NASA engineers watched the entire ordeal, especially concerned about the amount of heat applied to Orion. Such customer pressures are not uncommon for Foulkes.
“They were very meticulous,” he said, “which I could say not all my boat customers are, but a lot of them are very meticulous.”
For Sheila Pogue, who procured materials for the job and helped coordinate the scheduling, it was an especially notable experience because her grandfather was an astronaut. William Pogue piloted Skylab 4, the third and final time humans visited America’s Skylab space station, and spent 84 days in space.
She had visited the Space Center Houston museum countless times and gone into the Johnson Space Center offices with her mom, who used to work there in IT, on bring your kid to work days. But this time was different.
And before heading there to work, she took a picture wearing her grandfather’s flight jacket to show the NASA employees she would meet.
“Being on-site as a contractor, it felt different than paying for your ticket and riding the tram and listening to your tour guide,” she said.

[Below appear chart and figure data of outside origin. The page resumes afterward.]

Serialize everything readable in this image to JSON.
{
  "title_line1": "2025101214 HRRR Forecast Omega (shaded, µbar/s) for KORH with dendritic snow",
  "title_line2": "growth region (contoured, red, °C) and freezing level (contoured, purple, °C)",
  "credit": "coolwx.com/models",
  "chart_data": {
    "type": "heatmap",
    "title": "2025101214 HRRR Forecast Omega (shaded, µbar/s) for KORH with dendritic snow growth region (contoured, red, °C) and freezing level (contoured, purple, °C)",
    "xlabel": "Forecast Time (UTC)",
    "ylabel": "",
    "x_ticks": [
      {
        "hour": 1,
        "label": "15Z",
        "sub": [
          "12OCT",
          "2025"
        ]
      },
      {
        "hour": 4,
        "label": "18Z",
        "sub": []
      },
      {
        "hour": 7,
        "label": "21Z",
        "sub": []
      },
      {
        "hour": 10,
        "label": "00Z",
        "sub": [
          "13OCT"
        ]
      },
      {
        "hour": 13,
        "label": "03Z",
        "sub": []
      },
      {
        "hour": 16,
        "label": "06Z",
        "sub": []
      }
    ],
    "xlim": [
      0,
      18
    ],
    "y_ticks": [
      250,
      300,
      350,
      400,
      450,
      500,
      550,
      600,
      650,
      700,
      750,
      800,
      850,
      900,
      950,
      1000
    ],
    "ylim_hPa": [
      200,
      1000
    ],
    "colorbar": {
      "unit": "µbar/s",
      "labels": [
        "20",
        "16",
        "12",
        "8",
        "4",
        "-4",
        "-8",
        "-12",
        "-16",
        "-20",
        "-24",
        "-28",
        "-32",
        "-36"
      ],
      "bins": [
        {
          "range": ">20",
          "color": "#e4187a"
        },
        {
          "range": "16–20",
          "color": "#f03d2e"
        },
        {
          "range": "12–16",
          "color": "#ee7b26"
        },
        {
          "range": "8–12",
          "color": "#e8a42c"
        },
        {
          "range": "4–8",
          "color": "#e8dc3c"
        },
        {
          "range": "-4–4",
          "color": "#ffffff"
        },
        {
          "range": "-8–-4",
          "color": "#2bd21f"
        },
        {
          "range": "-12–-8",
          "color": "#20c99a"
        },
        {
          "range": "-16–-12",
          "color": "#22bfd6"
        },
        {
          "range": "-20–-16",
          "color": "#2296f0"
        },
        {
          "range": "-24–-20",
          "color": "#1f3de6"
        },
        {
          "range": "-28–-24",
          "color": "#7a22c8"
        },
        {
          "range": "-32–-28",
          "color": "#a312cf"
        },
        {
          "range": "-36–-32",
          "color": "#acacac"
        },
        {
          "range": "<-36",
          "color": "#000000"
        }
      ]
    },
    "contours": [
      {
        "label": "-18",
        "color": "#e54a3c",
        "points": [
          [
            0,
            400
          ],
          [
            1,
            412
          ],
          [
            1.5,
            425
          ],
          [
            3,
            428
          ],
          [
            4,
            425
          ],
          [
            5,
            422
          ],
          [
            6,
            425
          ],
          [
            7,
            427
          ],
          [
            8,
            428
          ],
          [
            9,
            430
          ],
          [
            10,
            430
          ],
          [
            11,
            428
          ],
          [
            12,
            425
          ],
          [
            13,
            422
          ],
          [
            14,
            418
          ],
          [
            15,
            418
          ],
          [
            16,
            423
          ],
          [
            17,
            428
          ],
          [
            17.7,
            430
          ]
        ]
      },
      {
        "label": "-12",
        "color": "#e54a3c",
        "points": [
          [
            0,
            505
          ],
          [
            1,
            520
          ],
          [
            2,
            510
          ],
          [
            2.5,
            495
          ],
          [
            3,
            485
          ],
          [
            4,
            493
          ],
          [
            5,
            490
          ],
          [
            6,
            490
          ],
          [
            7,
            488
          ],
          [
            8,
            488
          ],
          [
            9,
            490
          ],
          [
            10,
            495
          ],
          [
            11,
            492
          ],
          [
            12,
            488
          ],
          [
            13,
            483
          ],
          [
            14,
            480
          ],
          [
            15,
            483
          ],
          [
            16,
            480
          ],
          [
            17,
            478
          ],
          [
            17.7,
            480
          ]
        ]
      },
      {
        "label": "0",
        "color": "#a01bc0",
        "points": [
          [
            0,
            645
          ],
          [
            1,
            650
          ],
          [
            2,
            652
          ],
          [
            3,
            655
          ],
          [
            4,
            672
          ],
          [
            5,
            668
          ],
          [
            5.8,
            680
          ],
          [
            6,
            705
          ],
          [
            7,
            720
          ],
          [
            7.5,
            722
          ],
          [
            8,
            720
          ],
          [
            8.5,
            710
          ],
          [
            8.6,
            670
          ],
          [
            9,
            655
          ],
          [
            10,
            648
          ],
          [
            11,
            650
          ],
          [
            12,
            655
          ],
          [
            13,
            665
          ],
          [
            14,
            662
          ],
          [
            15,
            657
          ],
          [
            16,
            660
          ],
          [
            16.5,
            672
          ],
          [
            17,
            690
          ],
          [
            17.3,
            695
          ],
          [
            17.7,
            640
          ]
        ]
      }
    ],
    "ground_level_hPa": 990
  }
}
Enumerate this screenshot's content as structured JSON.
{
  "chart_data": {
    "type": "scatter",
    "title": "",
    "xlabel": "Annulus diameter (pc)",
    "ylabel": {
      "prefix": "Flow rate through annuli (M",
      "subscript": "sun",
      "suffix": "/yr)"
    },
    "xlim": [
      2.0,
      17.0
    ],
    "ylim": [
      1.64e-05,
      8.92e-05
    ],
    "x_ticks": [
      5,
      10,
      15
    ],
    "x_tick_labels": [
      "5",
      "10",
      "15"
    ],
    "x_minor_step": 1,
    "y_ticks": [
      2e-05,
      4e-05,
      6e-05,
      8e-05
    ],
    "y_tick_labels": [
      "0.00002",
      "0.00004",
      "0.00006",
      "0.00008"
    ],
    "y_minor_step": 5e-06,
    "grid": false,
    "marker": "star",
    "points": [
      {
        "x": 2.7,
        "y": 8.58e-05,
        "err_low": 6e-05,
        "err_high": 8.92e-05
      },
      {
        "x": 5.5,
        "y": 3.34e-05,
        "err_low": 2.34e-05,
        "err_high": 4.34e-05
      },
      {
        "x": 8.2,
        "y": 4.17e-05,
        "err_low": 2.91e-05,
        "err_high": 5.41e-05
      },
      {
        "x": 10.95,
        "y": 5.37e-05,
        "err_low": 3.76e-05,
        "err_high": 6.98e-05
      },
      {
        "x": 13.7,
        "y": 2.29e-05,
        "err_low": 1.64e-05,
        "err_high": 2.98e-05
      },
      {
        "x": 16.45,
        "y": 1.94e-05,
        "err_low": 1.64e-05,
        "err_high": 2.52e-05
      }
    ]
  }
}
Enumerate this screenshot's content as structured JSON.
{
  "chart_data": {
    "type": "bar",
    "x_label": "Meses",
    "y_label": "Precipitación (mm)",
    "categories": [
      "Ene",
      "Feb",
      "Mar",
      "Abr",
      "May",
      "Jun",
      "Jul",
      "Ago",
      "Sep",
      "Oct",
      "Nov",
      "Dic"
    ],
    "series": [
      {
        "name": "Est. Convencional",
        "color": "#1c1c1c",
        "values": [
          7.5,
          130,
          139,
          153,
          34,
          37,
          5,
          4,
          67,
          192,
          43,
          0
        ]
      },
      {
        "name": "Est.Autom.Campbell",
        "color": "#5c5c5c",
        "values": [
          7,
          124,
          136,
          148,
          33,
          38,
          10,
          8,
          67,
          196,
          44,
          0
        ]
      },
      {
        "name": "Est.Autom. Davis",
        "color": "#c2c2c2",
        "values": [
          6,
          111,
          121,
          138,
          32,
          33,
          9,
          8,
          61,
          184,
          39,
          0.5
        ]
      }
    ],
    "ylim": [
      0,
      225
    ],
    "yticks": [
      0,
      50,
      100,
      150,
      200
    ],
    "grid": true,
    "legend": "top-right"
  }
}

And the employees loved her photo.
“While I was fangirling over them,” Pogue said, “they were like, ‘That’s so cool.’”
After being wrapped in mid-August (MarineMax Houston just announced its shrink wrapping adventure this week), the Orion test crew module was sent via truck to the Plum Brook Station testing facility at NASA’s Glenn Research Center in Ohio.
There it underwent testing in a specialized acoustic chamber, with noises louder than gunshots, fireworks or a jet taking off, to test its structural soundness. It passed this testing and returned to Johnson Space Center on Sept. 10, Jon Olansen, NASA project manager for Orion’s Ascent Abort-2 test, said in an email.
The April 2019 Ascent Abort-2 test in Cape Canaveral, Fla., is the final destination for this simplified module. It will be used to test Orion spacecraft’s abort system, which is designed to propel crew members away from the rocket, should an incident occur during launch.
And ultimately, after the test, it will lay to rest in the ocean — a more familiar terrain for the MarineMax Houston team.